"The previously unreported United breach raises the possibility that the hackers now have data on the movements of millions of Americans, adding airlines to a growing list of strategic U.S. industries and institutions that have been compromised," according to Bloomberg.
The filched data includes manifests -- which lists information on flights’ passengers, origins and destinations.
United is one of the biggest airline service providers to the federal government, making it a rich depository of data on the travel of American officials, military personnel and contractors.
“You’re suspicious of some guy; you happen to notice that he flew to Papua New Guinea on June 23 and now you can see that the Americans have flown there on June 22 or 23,” James Lewis, a senior fellow in cybersecurity at the Center for Strategic and International Studies, tells Bloomberg “If you’re China, you’re looking for those things that will give you a better picture of what the other side is up to.”

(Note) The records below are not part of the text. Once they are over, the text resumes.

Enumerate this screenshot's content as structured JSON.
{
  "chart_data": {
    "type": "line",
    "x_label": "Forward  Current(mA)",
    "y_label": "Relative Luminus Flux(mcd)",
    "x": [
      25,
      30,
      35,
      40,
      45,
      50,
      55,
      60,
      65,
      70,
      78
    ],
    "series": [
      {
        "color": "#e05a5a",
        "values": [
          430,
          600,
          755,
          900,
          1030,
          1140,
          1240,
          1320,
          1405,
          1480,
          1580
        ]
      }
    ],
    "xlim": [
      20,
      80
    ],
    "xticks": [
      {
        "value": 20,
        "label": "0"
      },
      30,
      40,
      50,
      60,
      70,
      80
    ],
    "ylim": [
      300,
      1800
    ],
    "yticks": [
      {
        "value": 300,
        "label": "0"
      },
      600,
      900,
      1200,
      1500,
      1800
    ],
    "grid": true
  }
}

The China-backed hackers often insert the name of their target in web domains, phishing e-mails and other attack infrastructure.
One web domain apparently set up for the United attack -- UNITED-AIRLINES.NET -- was established in April 2014. The domain was registered by a James Rhodes. That name is the alias of the character War Machine in Marvel Comics’ Iron Man. Security companies tracking the OPM hackers say they often use Marvel comic book references as a way to “sign” their attack.